I am trying to implement a simple auto encoder in PyTorch and (for comparison) in Tensorflow. As I noticed some performance issues in PyTorch, I removed all the training code and still get ~40% more runtime for the PyTorch version. Here’s the basic training setup:
loader = DataLoader(dataset, batch_size=64, shuffle=True, num_workers=8,
pin_memory=True)
iterator = iter(loader)
model = ConvolutionalAE(384).to(device)
for i in range(5):
x = next(iterator).to(device)
model(x)
times = []
x_prefetched = next(iterator).to(device)
for _ in range(100):
start = time()
x = x_prefetched
x_prefetched = next(iterator).to(device, non_blocking=True)
model(x)
times.append(time() - start)
print(np.mean(times), '+-', np.std(times))
Some things I’ve tried:
- The “prefetching” shown above didn’t really make a difference
- loading the data into CPU memory doesn’t make a difference, so I am sure it’s GPU bound (seeing 95% GPU load).

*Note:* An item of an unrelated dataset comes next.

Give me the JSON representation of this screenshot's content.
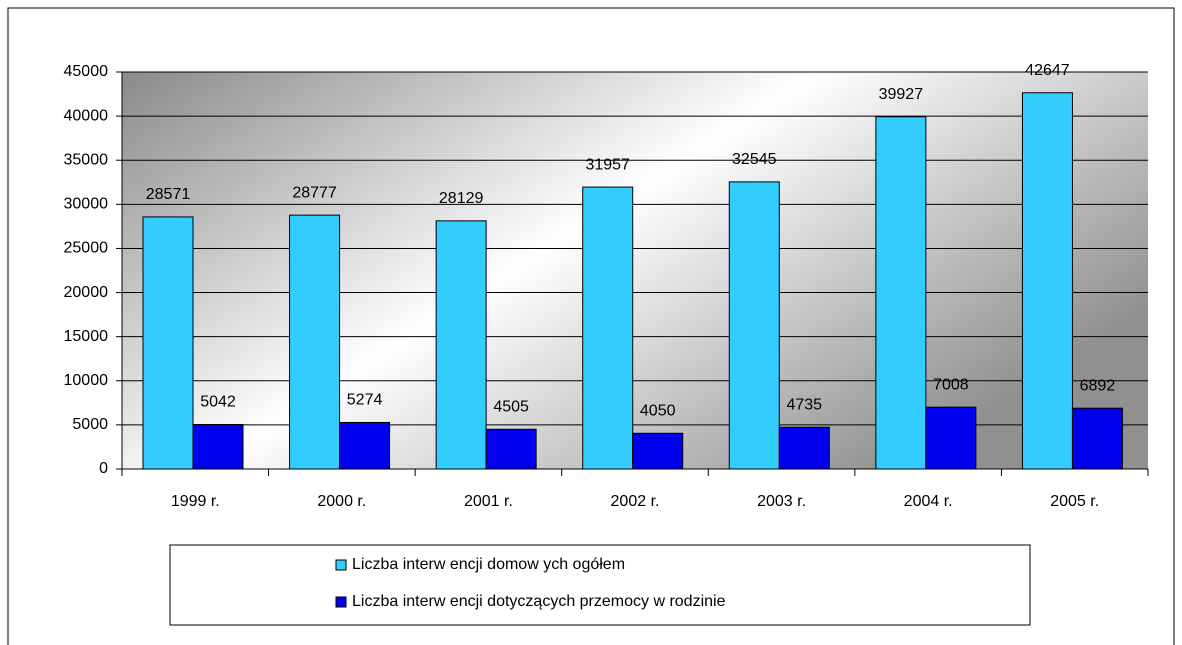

- When I increase the input size to 128 I get a CUDA out of memory error, which doesn’t happen with the Tensorflow version
The full code can be found here for the PyTorch version and here for the TF version.
Edit: When I only run the convolutional part (without the transpose convolutions) both versions perform very similar. So is there anything specific with the transpose convolutions in pytorch?